Various mechanisms closely related to obesity, such as insulin resistance, oxidative stress, systemic inflammation, visceral fat accumulation, and dyslipidemia, may also occur as OSA-associated manifestations. Obesity and OSAS interlink mutually and exist as complex, interleaved vicious cycles. This eventually leads to overlapping and potential effects of organ crosstalk^[30]. It is widely known that both obesity and OSAS can independently lead to cardiovascular complications. Our study further elucidates that the coexistence of obesity and OSA might have a synergistic effect on myocardial strain compared to the presence of OSA alone. In patients with OSA, if combined with obesity, the myocardial strain damage will be further exacerbated. This is also valid for obese patients sufferingfrom sleep apnea.As discussed previously, although obesity contributes to the development of cardiac insufficiency through several mechanisms, many of them also overlap with those of OSA. Obesity is also characterized by an increase in systemic blood volume and cardiac output, unlike OSA, which alters hemodynamics, increasing LV pressure and volume, and changes the strain of the myocardium. Obesity tends to coexist with OSA. And based on 3DSTE results of this study, it might be suggested that OSA and obesity have a superimposed effect on the early impairment of left ventricular systolic function. Therefore, for the treatment of OSA and improving the cardiovascular prognosis, it is crucial to focus on the treatment and the weight management of OSA patients.

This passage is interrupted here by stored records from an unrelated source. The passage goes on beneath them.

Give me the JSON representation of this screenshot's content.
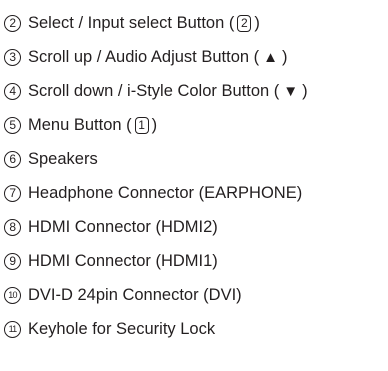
{
  "items": [
    {
      "num": "2",
      "text": "Select / Input select Button ( ",
      "key": "2",
      "end": " )"
    },
    {
      "num": "3",
      "text": "Scroll up / Audio Adjust Button ( ",
      "glyph": "▲",
      "end": " )"
    },
    {
      "num": "4",
      "text": "Scroll down / i-Style Color Button ( ",
      "glyph": "▼",
      "end": " )"
    },
    {
      "num": "5",
      "text": "Menu Button ( ",
      "key": "1",
      "end": " )"
    },
    {
      "num": "6",
      "text": "Speakers"
    },
    {
      "num": "7",
      "text": "Headphone Connector (EARPHONE)"
    },
    {
      "num": "8",
      "text": "HDMI Connector (HDMI2)"
    },
    {
      "num": "9",
      "text": "HDMI Connector (HDMI1)"
    },
    {
      "num": "10",
      "text": "DVI-D 24pin Connector (DVI)"
    },
    {
      "num": "11",
      "text": "Keyhole for Security Lock"
    }
  ]
}
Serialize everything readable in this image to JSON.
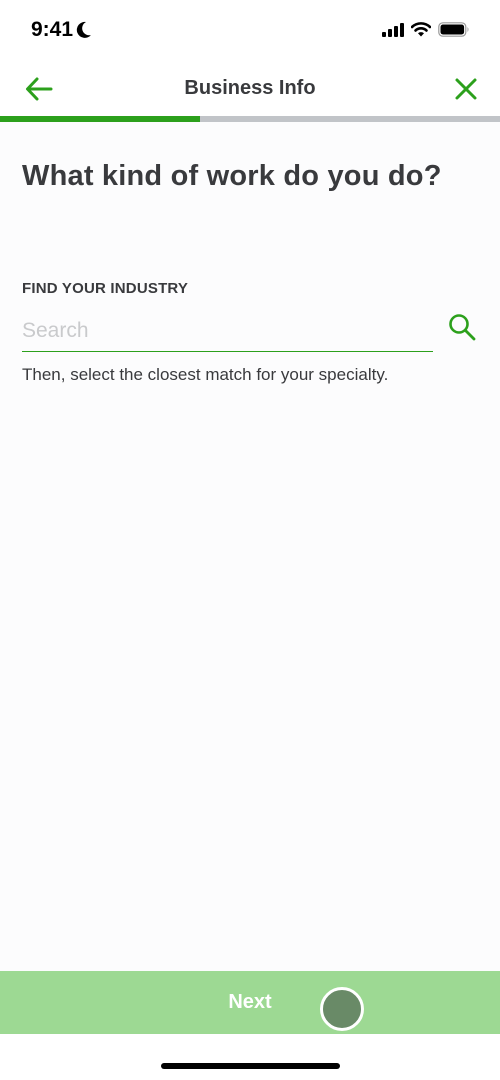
{
  "status_bar": {
    "time": "9:41",
    "icons": [
      "moon-icon",
      "signal-icon",
      "wifi-icon",
      "battery-icon"
    ]
  },
  "nav": {
    "title": "Business Info",
    "back_icon": "arrow-left-icon",
    "close_icon": "close-icon"
  },
  "progress": {
    "fraction": 0.4
  },
  "main": {
    "heading": "What kind of work do you do?",
    "field_label": "FIND YOUR INDUSTRY",
    "search": {
      "value": "",
      "placeholder": "Search",
      "icon": "search-icon"
    },
    "helper_text": "Then, select the closest match for your specialty."
  },
  "footer": {
    "next_label": "Next"
  },
  "colors": {
    "accent": "#2ca01c",
    "button_disabled": "#9dd993",
    "progress_track": "#c1c4c8",
    "text": "#393a3d"
  }
}
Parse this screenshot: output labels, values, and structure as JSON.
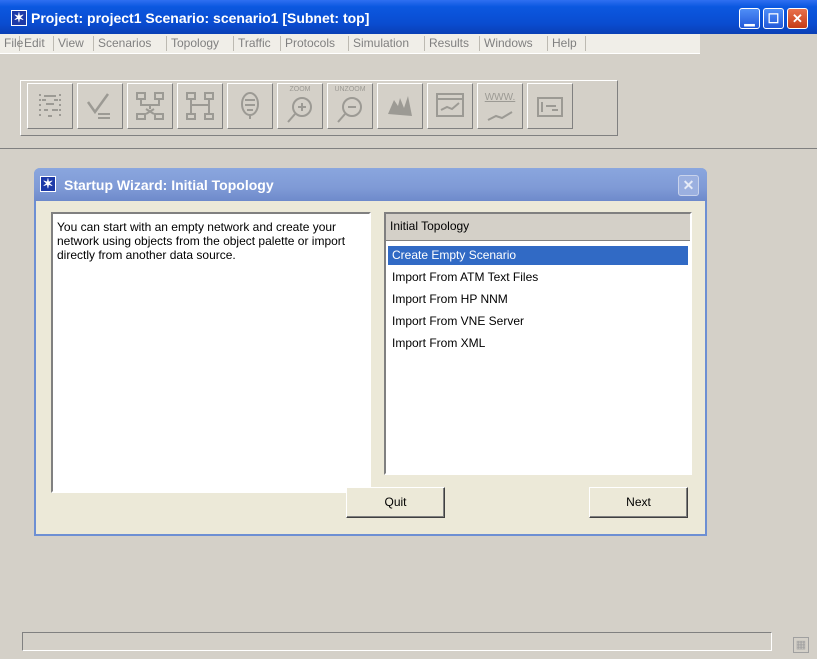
{
  "window": {
    "title": "Project: project1 Scenario: scenario1  [Subnet: top]",
    "icon": "star-icon",
    "controls": [
      "minimize-icon",
      "maximize-icon",
      "close-icon"
    ]
  },
  "menu": [
    {
      "label": "File"
    },
    {
      "label": "Edit"
    },
    {
      "label": "View"
    },
    {
      "label": "Scenarios"
    },
    {
      "label": "Topology"
    },
    {
      "label": "Traffic"
    },
    {
      "label": "Protocols"
    },
    {
      "label": "Simulation"
    },
    {
      "label": "Results"
    },
    {
      "label": "Windows"
    },
    {
      "label": "Help"
    }
  ],
  "toolbar": {
    "zoom_label": "ZOOM",
    "unzoom_label": "UNZOOM",
    "www_label": "WWW.",
    "buttons": [
      {
        "icon": "open-palette-icon"
      },
      {
        "icon": "check-links-icon"
      },
      {
        "icon": "fail-link-icon"
      },
      {
        "icon": "recover-link-icon"
      },
      {
        "icon": "return-parent-icon"
      },
      {
        "icon": "zoom-in-icon"
      },
      {
        "icon": "zoom-out-icon"
      },
      {
        "icon": "configure-simulation-icon"
      },
      {
        "icon": "view-results-icon"
      },
      {
        "icon": "web-reports-icon"
      },
      {
        "icon": "hide-graphs-icon"
      }
    ]
  },
  "dialog": {
    "title": "Startup Wizard: Initial Topology",
    "description": "You can start with an empty network and create your network using objects from the object palette or import directly from another data source.",
    "list_header": "Initial Topology",
    "options": [
      {
        "label": "Create Empty Scenario",
        "selected": true
      },
      {
        "label": "Import From ATM Text Files",
        "selected": false
      },
      {
        "label": "Import From HP NNM",
        "selected": false
      },
      {
        "label": "Import From VNE Server",
        "selected": false
      },
      {
        "label": "Import From XML",
        "selected": false
      }
    ],
    "quit_label": "Quit",
    "next_label": "Next"
  },
  "status": {
    "text": "",
    "icon": "calculator-icon"
  }
}
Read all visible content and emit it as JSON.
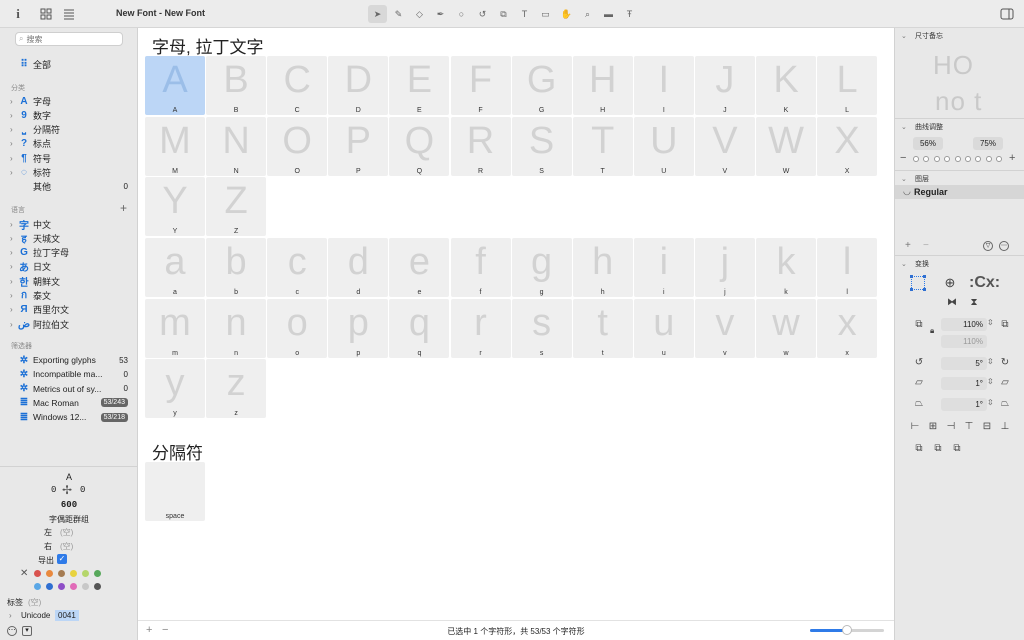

Our study has several limitations. A comparison should also be drawn between obese but not OSA patients with the obese and OSA patient. None of the controls were even overweight. Most of the patients with OSA are obese, which may affect the accuracy of speckle-tracking and data analysis due to unclear image quality restricted by ultrasonic transmission conditions. As an observational study, the results may be affected by confounding factors such as blood pressure levels. Definitive conclusions regarding LV myocardial deformation could not be drawn as our sample size is small. As such, the reliability and accuracy of our research results need to be further verified by expanding the sample size. In addition, the observed substantial improvement in LV strain after interventional treatment of obese and OSA patients needs to be confirmed in future studies with a larger cohort of patients having OSA with or without obesity.

Our study thus shows that the myocardial strain of OSA patients is impaired before the left ventricular ejection fraction damages. This indicates that the left ventricular systolic function of patients with OSA is damaged at the early stage. When obesity coexists with OSA, the pathophysiological effects of both superimpose, possibly leading to more severe impairment of cardiac function through mechanisms such as hypoxia and insulin resistance.

Funding (Not applicable)

Conflicts of interest/Competing interests (Not applicable)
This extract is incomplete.